The Validation Process

When you create a STRIDE project, the following validation steps occur:

1. Registry Creation

STRIDE creates a local dsgrid registry backed by DuckDB:

<project>/registry_data/data.duckdb

This registry stores metadata about registered datasets and their dimensions.

2. Bulk Registration

Datasets from the data directory are registered with dsgrid using bulk registration. This process:

  • Parses dataset configurations

  • Validates dimension consistency

  • Records dimension mappings

3. Dimension Mapping

STRIDE reads dimension_mappings.json5 from the dataset directory to understand how to map dimensions between datasets. Common mapping types include:

  • many_to_one_aggregation - Combine multiple source values into one target value

  • one_to_one - Direct mapping between source and target dimensions

4. Query and Table Creation

After validation, STRIDE queries the dsgrid registry and creates DuckDB tables for each dataset:

dsgrid_data.baseline__energy_intensity__1_0_0
dsgrid_data.baseline__gdp__1_0_0
dsgrid_data.baseline__load_shapes__1_0_0
...

What Gets Validated

Time Consistency

By default, STRIDE checks that time dimensions are consistent across datasets. This ensures:

  • All datasets cover the same time periods

  • Timestamps align properly for joining

Dimension Associations

Optionally, STRIDE can validate that dimension associations are consistent.
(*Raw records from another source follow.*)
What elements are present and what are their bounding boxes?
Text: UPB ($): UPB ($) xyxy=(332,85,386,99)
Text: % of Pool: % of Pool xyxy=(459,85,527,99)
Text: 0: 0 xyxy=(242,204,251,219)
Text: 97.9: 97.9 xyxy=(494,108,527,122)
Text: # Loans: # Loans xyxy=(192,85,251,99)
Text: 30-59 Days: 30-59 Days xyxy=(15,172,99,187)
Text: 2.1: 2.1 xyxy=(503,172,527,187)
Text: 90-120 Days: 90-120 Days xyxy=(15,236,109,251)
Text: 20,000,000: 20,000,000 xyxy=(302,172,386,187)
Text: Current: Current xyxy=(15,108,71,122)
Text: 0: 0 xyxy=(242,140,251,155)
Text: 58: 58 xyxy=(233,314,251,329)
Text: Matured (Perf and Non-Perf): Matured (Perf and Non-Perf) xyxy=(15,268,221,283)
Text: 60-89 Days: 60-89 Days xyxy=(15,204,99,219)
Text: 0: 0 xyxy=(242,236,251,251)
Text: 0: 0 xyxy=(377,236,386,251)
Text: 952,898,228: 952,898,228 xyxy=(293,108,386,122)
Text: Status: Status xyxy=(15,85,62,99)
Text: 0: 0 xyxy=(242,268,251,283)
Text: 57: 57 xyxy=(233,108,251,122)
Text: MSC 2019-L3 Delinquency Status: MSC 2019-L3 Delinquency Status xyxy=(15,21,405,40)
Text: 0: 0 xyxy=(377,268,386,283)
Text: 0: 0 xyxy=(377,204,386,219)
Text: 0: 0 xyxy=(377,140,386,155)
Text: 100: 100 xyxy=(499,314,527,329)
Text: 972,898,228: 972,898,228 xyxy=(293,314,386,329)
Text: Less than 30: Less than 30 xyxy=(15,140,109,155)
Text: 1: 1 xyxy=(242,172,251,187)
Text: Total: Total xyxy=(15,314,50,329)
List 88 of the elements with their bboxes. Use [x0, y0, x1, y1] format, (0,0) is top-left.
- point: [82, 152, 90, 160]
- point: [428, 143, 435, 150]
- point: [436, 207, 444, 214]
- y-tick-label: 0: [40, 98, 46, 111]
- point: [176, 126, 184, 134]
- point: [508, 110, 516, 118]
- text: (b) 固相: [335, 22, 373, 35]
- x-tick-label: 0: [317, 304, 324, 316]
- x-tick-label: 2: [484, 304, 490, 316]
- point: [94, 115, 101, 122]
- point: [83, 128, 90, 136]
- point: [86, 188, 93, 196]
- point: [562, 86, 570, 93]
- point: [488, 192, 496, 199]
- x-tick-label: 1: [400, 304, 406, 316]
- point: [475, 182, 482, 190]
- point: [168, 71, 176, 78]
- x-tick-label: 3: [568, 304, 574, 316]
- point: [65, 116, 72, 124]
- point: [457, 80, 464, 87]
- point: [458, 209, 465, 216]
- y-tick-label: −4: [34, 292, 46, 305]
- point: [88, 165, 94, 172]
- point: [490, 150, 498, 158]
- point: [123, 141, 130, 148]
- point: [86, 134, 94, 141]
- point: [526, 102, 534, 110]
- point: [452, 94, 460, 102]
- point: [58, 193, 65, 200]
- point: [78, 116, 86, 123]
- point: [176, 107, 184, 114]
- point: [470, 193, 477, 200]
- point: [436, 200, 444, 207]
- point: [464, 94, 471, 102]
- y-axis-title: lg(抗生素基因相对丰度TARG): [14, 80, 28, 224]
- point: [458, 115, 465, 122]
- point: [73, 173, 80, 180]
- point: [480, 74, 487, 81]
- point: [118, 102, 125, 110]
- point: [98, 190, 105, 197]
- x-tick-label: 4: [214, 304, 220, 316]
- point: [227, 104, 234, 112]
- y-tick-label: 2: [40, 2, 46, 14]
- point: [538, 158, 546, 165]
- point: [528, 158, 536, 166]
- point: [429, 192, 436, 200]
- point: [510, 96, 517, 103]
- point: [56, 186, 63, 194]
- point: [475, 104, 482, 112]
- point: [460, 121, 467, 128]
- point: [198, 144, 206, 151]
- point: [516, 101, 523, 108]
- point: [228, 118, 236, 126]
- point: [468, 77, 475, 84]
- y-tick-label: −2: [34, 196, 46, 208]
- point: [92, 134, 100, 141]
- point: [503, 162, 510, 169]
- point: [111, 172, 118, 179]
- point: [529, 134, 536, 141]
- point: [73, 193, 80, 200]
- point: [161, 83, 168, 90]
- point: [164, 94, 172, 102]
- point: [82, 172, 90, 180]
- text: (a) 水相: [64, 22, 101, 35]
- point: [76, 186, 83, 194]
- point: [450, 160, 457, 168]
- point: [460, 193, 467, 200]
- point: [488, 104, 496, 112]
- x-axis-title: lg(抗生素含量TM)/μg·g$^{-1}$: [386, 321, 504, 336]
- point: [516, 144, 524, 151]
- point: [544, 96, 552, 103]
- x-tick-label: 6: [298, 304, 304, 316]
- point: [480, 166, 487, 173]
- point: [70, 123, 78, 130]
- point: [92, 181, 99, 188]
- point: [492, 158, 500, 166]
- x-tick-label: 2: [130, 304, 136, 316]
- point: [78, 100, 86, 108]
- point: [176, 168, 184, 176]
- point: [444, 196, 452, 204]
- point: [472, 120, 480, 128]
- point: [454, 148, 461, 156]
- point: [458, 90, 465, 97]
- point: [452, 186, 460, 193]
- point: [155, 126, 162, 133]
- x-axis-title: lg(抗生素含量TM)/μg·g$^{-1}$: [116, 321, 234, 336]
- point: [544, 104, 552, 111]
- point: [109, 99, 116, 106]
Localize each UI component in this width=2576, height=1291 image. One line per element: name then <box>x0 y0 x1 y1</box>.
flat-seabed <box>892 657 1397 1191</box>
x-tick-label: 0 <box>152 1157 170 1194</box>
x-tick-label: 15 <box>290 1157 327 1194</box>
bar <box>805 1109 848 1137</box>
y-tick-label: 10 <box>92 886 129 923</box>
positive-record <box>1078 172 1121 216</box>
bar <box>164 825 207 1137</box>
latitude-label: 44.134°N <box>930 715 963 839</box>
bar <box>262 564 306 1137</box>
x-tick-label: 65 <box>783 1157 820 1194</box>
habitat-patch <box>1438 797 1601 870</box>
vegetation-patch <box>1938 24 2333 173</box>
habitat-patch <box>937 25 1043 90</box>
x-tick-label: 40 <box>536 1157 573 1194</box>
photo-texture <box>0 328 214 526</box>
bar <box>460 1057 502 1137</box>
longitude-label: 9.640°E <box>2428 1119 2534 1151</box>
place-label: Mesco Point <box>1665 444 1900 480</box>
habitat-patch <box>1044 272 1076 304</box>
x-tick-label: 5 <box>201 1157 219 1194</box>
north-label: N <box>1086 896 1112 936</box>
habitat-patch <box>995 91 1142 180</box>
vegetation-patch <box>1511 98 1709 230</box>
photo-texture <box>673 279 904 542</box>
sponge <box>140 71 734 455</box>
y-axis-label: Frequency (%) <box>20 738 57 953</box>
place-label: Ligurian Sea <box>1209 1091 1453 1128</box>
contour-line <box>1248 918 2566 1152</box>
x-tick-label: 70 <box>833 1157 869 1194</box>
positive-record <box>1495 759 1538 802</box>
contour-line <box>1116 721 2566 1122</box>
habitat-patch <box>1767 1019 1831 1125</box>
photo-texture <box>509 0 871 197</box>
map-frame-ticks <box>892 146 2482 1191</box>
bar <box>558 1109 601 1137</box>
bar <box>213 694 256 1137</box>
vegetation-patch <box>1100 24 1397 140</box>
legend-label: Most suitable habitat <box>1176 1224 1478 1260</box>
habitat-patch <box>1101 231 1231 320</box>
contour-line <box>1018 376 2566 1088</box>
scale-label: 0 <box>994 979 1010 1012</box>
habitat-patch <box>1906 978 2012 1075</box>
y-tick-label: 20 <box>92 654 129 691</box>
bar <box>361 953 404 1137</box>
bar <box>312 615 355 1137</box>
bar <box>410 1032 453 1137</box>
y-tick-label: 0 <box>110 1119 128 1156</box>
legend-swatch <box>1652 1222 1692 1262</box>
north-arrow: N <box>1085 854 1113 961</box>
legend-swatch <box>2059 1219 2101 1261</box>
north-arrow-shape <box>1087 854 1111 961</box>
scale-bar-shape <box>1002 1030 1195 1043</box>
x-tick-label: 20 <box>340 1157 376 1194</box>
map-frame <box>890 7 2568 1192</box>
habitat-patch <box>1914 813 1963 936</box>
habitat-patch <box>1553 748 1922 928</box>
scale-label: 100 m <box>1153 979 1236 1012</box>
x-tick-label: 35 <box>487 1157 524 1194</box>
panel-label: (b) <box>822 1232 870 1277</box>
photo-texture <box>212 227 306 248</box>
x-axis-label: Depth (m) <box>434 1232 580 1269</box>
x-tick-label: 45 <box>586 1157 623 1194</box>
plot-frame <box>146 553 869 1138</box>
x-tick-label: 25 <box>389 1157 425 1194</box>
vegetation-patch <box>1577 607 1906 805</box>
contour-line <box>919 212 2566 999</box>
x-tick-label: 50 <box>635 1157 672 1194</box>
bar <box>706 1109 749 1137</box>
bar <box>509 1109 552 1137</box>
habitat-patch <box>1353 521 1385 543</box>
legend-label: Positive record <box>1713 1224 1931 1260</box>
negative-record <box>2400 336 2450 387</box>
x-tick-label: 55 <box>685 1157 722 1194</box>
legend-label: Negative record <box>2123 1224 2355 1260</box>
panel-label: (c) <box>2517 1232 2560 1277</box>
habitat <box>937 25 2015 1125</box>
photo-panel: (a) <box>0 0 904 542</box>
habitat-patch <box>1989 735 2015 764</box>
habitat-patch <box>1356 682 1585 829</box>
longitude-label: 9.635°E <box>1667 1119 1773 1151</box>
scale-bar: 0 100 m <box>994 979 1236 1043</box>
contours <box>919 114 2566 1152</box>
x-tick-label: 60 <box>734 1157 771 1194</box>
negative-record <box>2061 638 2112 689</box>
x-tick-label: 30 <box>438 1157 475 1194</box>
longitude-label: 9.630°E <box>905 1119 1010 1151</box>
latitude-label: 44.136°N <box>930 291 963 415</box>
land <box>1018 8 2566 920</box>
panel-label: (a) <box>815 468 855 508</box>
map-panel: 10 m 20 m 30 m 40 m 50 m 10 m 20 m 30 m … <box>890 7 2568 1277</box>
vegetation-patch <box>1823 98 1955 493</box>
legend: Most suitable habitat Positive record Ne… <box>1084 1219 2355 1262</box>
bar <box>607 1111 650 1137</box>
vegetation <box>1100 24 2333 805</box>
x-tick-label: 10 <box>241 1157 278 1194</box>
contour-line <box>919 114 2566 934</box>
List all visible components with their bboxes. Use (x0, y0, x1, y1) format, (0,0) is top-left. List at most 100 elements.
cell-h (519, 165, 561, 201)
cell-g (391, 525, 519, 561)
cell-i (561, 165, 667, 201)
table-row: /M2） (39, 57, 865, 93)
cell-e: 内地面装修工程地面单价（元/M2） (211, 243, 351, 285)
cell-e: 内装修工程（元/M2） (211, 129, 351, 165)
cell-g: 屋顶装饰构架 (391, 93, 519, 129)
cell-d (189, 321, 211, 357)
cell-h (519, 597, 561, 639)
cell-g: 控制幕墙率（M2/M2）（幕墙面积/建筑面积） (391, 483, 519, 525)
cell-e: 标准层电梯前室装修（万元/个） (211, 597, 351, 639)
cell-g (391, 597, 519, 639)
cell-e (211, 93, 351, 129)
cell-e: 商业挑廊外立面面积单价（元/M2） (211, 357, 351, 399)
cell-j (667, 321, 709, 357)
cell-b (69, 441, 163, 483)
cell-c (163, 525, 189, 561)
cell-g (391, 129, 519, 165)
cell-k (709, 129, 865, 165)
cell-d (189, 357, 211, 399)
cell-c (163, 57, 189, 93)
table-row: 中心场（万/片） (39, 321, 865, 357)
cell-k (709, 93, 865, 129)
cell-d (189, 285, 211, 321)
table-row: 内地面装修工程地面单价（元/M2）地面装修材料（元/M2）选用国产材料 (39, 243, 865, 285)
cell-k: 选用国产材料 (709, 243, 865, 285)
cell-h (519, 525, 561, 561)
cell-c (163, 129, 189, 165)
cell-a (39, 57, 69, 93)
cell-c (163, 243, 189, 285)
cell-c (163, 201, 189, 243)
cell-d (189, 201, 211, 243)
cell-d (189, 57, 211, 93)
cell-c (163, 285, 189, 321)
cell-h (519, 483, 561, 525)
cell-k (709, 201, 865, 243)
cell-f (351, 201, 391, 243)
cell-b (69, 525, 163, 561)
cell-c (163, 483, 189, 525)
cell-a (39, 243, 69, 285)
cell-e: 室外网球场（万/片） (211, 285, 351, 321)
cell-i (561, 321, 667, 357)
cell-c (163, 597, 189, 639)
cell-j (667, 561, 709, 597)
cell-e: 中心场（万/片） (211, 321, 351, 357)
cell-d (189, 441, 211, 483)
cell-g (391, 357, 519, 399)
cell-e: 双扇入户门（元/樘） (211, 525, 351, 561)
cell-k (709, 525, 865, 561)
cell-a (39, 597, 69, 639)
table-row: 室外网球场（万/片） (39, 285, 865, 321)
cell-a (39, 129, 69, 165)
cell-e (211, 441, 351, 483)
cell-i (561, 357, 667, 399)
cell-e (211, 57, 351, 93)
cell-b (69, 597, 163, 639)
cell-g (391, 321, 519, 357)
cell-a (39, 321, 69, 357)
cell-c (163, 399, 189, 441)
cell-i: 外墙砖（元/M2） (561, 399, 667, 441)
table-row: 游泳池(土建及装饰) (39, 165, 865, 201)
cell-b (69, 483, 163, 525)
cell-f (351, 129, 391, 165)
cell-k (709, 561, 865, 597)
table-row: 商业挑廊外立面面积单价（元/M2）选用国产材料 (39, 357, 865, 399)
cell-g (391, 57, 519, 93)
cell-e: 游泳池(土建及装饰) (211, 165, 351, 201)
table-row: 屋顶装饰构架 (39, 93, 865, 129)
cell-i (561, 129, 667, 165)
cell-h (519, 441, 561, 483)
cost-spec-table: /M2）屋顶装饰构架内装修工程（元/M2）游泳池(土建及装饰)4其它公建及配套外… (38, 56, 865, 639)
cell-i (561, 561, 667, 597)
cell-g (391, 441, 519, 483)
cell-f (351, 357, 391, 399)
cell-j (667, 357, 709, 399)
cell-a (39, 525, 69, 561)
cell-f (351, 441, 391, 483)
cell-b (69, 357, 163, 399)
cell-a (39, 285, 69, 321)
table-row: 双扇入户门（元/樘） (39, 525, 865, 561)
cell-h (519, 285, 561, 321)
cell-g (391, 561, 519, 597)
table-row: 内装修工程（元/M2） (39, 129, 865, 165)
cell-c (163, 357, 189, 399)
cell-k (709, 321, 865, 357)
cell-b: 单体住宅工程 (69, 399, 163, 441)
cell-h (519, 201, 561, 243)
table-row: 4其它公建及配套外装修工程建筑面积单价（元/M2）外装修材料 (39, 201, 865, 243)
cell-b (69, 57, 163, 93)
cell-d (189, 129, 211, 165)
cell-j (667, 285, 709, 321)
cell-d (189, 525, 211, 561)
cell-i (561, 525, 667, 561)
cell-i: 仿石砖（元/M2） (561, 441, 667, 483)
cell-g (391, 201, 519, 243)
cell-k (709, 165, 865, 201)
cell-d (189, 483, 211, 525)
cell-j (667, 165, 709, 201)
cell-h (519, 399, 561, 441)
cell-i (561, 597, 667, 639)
This checks that:

  • Geographic identifiers match across datasets

  • Sector definitions are compatible

  • All required dimension combinations exist

Validation Errors

If validation fails, you’ll see errors indicating:

  • Missing dimensions - A required dimension is not present in the dataset

  • Inconsistent time periods - Datasets have mismatched time ranges

  • Invalid mappings - Dimension mappings reference non-existent values

Scenarios and Alternative Datasets

STRIDE supports multiple scenarios, each potentially using different input datasets:

{
  "scenarios": [
    {"name": "baseline"},
    {"name": "high_growth", "gdp": "path/to/alternative_gdp.parquet"}
  ]
}

When a scenario specifies an alternative dataset:

  1. The alternative is registered as a separate dataset

  2. A view is created pointing to the alternative data

  3. dbt uses the scenario-specific data for calculations

For datasets not overridden in a scenario, STRIDE creates views pointing to the baseline data to avoid redundant processing.